IL SILENZIO sta accompagnando la sua morte, e non c’è dubbio che questa è stata anche la sua scelta. È andato via senza dircelo. Come mi ha scritto un amico dal Brasile, tuttavia, fa male che della sua morte non s’interessi neppure la cronaca cittadina. È forse questo lo specchio fedele di una situazione che dobbiamo dare per definita e a cui occorre solo rassegnarsi? L’assenza di una opinione pubblica e di una passione politica?

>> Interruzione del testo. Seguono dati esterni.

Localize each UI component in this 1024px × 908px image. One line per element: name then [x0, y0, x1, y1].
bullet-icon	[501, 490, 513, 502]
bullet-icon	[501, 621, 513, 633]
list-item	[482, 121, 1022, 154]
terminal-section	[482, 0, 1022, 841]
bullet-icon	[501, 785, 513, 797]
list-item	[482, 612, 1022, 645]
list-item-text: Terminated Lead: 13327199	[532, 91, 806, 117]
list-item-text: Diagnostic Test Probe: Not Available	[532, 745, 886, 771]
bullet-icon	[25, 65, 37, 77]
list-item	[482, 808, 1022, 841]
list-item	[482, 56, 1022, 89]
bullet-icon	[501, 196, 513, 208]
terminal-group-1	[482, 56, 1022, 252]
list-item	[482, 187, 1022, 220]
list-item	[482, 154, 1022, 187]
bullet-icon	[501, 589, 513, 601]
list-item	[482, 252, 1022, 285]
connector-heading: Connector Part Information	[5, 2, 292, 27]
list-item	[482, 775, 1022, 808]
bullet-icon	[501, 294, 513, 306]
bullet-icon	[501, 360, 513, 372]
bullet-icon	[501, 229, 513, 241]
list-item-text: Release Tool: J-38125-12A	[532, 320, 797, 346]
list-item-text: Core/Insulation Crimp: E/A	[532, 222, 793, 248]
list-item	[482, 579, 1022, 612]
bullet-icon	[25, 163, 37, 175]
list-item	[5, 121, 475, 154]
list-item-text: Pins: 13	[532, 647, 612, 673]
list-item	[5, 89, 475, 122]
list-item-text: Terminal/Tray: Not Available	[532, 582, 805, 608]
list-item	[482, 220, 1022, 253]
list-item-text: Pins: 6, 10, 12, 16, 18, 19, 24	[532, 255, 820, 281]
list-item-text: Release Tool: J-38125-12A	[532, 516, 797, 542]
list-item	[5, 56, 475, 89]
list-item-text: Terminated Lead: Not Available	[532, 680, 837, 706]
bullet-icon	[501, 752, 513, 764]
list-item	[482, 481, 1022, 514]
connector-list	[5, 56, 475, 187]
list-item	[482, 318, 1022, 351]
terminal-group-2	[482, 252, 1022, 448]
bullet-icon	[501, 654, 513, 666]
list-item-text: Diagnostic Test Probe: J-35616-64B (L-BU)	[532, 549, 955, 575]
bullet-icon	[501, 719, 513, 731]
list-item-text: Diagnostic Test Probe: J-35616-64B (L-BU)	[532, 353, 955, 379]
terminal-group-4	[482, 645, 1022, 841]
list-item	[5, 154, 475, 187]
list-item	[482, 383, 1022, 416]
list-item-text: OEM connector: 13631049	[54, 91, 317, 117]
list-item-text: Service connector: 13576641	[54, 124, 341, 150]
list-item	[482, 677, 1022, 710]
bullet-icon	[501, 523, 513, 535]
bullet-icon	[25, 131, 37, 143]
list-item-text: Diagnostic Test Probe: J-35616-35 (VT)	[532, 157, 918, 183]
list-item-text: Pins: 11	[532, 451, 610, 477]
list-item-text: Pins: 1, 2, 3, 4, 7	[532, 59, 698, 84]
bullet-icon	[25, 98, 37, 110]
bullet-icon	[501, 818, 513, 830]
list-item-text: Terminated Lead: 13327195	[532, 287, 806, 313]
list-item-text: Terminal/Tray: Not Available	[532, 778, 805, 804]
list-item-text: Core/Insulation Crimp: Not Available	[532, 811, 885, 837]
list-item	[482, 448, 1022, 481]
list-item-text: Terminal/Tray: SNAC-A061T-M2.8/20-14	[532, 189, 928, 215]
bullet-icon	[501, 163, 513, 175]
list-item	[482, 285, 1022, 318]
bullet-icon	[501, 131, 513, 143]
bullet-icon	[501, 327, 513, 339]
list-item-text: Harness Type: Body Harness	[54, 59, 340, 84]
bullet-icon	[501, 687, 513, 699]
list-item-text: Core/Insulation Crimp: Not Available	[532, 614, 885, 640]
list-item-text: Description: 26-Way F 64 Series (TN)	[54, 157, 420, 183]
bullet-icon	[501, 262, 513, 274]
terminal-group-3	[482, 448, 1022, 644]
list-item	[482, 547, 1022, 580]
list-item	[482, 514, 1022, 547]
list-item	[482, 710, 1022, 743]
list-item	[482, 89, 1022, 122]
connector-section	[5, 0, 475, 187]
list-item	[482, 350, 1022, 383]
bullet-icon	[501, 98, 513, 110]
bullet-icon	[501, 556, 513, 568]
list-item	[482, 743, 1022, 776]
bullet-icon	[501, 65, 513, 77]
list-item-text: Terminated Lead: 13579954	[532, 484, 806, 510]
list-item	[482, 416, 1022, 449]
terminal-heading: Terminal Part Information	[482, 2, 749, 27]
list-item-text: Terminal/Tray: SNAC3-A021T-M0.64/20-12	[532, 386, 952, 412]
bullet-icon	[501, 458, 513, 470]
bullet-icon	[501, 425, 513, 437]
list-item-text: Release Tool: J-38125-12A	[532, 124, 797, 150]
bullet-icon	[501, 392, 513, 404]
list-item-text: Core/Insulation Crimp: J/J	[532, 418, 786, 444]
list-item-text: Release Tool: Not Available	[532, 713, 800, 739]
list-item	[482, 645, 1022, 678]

In uno dei nostri incontri mi disse che più approfondiva i suoi studi e più smarriva un punto di riferimento. Questo non sembrava turbarlo affatto, al contrario lo divertiva. In quella stessa occasione mi fece un collegamento, ostentatamente buffo e paradossale, tra gli àscari, i soldati eritrei dell’Africa Orientale Italiana, e gli acari della polvere, una sottoclasse di parassiti che in quegli anni stavano favorendo ampiamente la vendita di biancheria anallergica. Capii solo in seguito che stava affrontando un tema nuovo, serissimo, che fu poi anche l’ultimo: quello della paura. E del terrorismo. Zolo era rivolto al Mediterraneo, che a volte osservava come se fosse nel rifugio elbano. Il suo interesse per la causa palestinese lo ha spinto verso dolcissimi tratti di romantica passione. Era di quelli che non hanno paura di «stare sempre dalla parte del torto». La prima volta che lo incontrai mi regalò gli appunti del suo corso in Filosofia del diritto, riprodotti in ciclostile. In copertina c’era l’immagine di un tronco storto, a cui, con robuste funi, si cercava di imporre il diritto. Il suo impegno per l’istruzione nelle carceri era sincero, una responsabilità da vero radicale.
Con la scomparsa di Danilo Zolo si chiude una stagione di impegno per la politica, non solo per la prassi ma anche per la teoria politica. Chi ha creduto che Zolo abbia perso le sue battaglie sulla scienza politica, dovrà tuttavia ricredersi.